Algo más tarde, después de recibir la Medalla de Oro, la propia intérprete abunda en esas renuncias y esos sacrificios y ese esfuerzo. Explica cómo por la música se ha perdido «bodas, bautizos y comuniones» de sus seres queridos. Agradece que quienes la quieren hayan entendido su vida. Y asumido que pueden pasar muchos meses sin verla. Explica que su carrera no sería la que es sin la guitarra que su hermano dejaba tirada y que la tentaba a hacer sonar sus primeros acordes, sin su contacto con la danza gracias a su hermana, sin el «gran maestro» que fue su padre, el clarinetista Antonio Tur Marí, y sin el empuje constante de su madre, María Bonet.

Ricardo Urgell tiene tantas ganas de hablar que se acerca al micro antes de tiempo, aún sin la medalla y sin que el historiador Pere Vilàs, que sube en ese momento al escenario, haya leído los méritos del empresario. Ríen al encontrarse frente a los micrófonos. Ríe el público el malentendido. Urgell se sienta de nuevo y escucha, atento, su propia historia. Desde sus estudios de arquitectura y sus primeros negocios (una escuela de esquí y el primer Pachá en Sitges) a sus discotecas por más de medio mundo.

La misma historia a la que luego él, añade algunos detalles. Rememora que Ibiza, cuando llegó en el 68, le pareció «una joya», que dos años después, cuando decidió montar la discoteca intentaron disuadirlo alegando que aquí «sólo había cuatro hippies», que el solar era «sólo un huerto con almendros y bestiar». Confiesa que llevar ese negocio es «complejo» [incluso indica a los nuevos propietarios que «aún tienen que aprender»] y que no le gusta estar ahora «apretado de semáforos y pasos de peatones». Tan poco le gusta, que pide poder llevarse la discoteca de nuevo a un entorno rural, «al campo», pero sin salir del municipio de Ibiza. El empresario va más allá y, a pesar de tener a sus espaldas, pendiente de sus palabras, a toda la corporación municipal, califica de «fea» la parte de la ciudad en la que está aún la discoteca, afirma que la llamada «milla de oro» de Vila tiene poco de dorada y que no le gusta el aspecto de extrarradio que tiene la entrada a Ibiza.
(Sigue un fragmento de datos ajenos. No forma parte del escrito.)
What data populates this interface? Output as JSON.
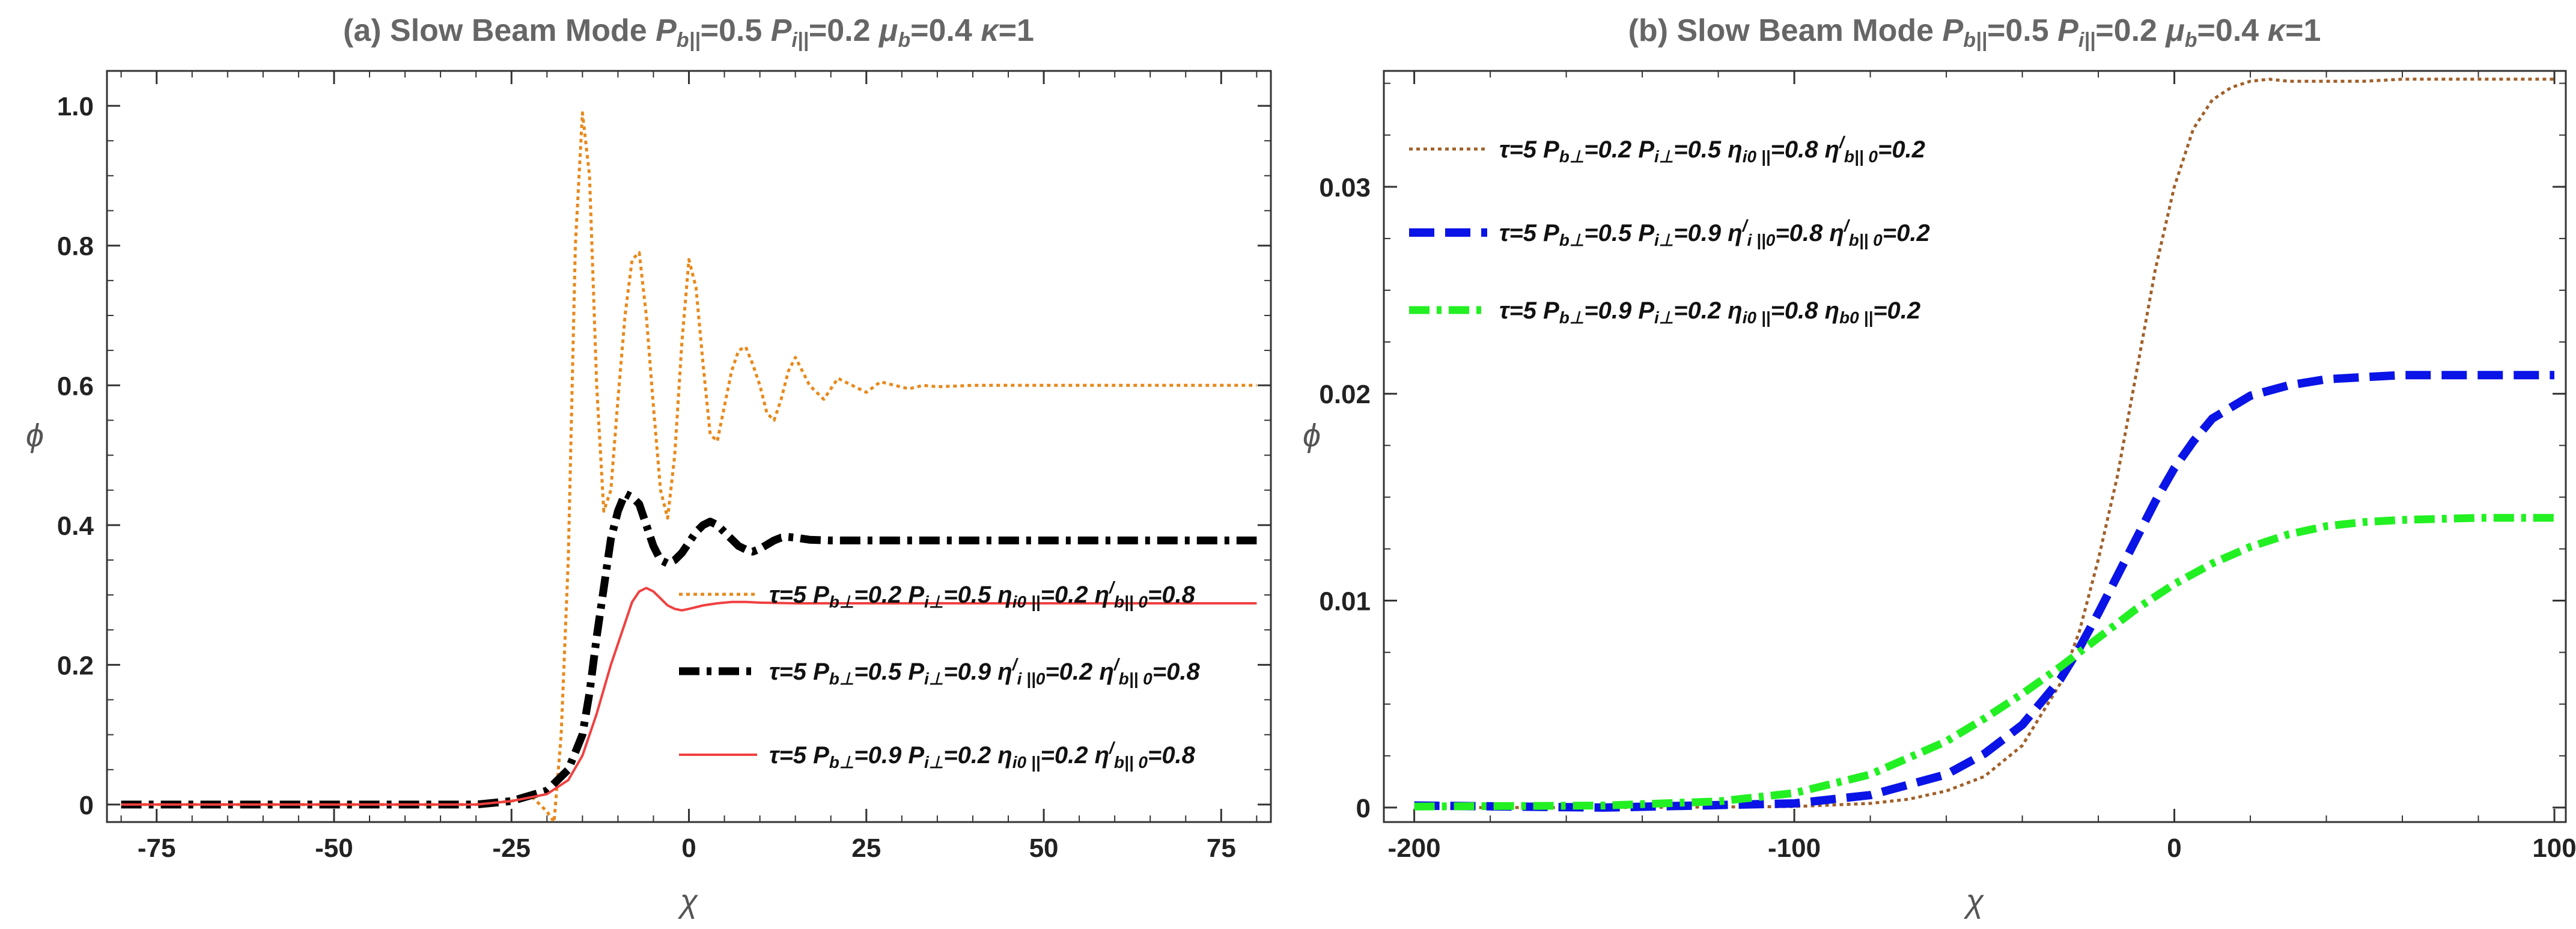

De hecho, se propone, a pesar de estar «retirado», hacer algo para mejorar ese paisaje.

Mira al alcalde de Santa Eulària, sentado el primera fila, cuando explica que con el hotel que tienen en su municipio «nunca se sabe qué pasará» y recomienda a los políticos que sean más tolerantes: «Los lugares con más permisividad están mejor». Comentario que, por los cuchicheos que intercambian algunos de los políticos sentados a su espalda, no pasa desapercibido, precisamente. «Es único», comentan, sentados en las últimas filas, algunos de los amigos de Urgell, que está a punto de concluir su discurso. Ése que ha empezado recordando a su Ángel.